A voice-over on the tape called it the “last chance” for authorities to release Iraqi prisoners, but no deadline was announced and the silence ensued until March 7, when Al-Jazeera broadcast new videotape.
It showed three of the activists apparently calling on their governments to help them. Mr. Fox was not seen in the video.
His body was found dumped in Iraq later in March.
Mr. Loney, a well-known Toronto community activist, spent many years working on behalf of the homeless.
The Zambian-born Mr. Sooden and came to Canada from England in the early 1990s to study at McGill University and eventually became a Canadian citizen. In April 2003, he moved to Auckland, where his sister Preety lives, to pursue literature studies.
As relatives waited and worried, Christian Peacemaker Teams in Baghdad and elsewhere focused their efforts on trying to let the kidnappers know that they, too, oppose the American and British military presence in Iraq.
The group also gathered supportive statements, especially from Arabs and Muslims leaders around the world, translating everything into Arabic and posting the information on the organization’s websites.
On the eve of the Dec. 10 deadline, Ehab Lotayef, an envoy sent to Iraq by the Canadian Islamic Congress, expressed hope the hostages would be released in time for Christmas so they could be with their families.
During prayers in the al-Imam al-Aadam mosque in the predominantly Sunni Arab neighbourhood of Azamiyah in north Baghdad, cleric Ahmed Hassan Taha urged freedom for the captives.
In an unprecedented show of support, residents gathered outside the mosque and held aloft banners demanding their release.
A spokesman for the influential Association of Muslim Scholars, Abdel-Salam al-Qubaisi, said: “I think that those abducted are doves of peace who reject the occupation. They must be rewarded, not imprisoned.”
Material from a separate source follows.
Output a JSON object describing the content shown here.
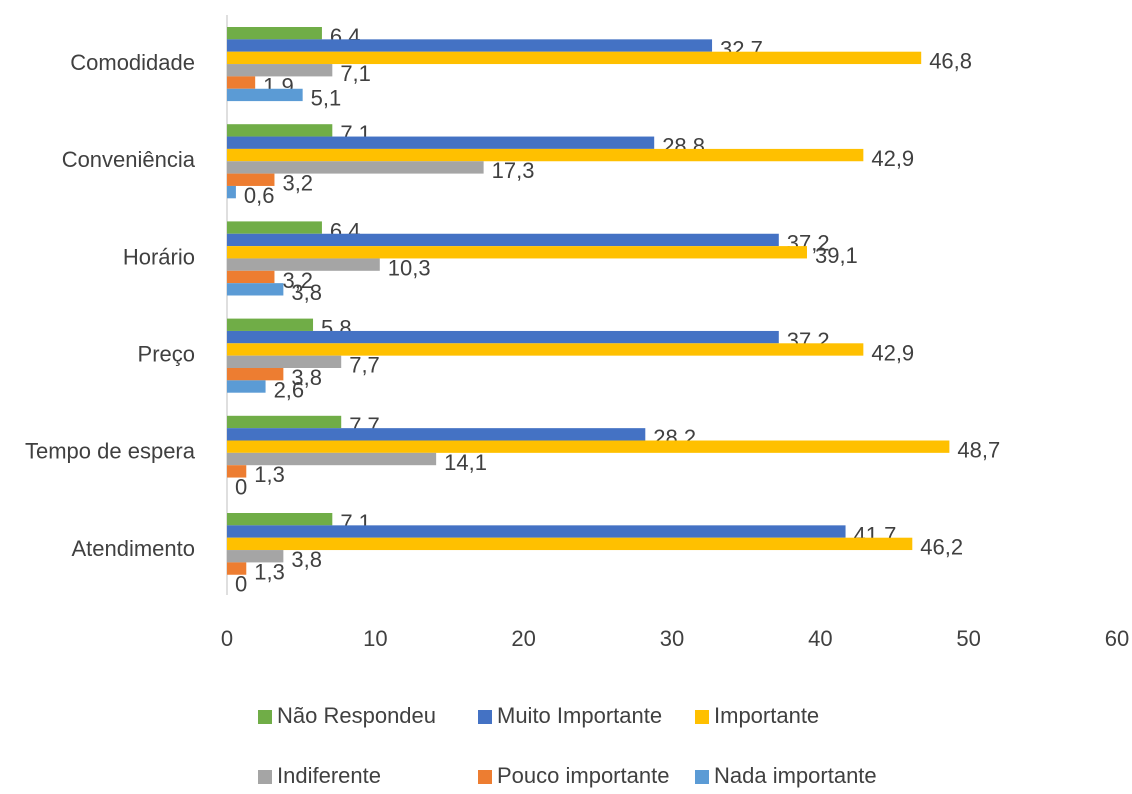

Canadian officials said Ottawa was working with various groups on the ground in a bid to secure the release of Mr. Loney and Mr. Sooden.
Canada has no embassy in Baghdad, and Canadian diplomats are dispatched into Iraq from neighbouring Jordan.
Kidnappers in Iraq have taken at least 235 foreigners hostage and killed nearly 40 over the past two years. Most have been released, although a number are still missing and believed held by their abductors.
Some of the kidnappings have been politically motivated, while others have been criminally inspired with large sums of ransom demanded.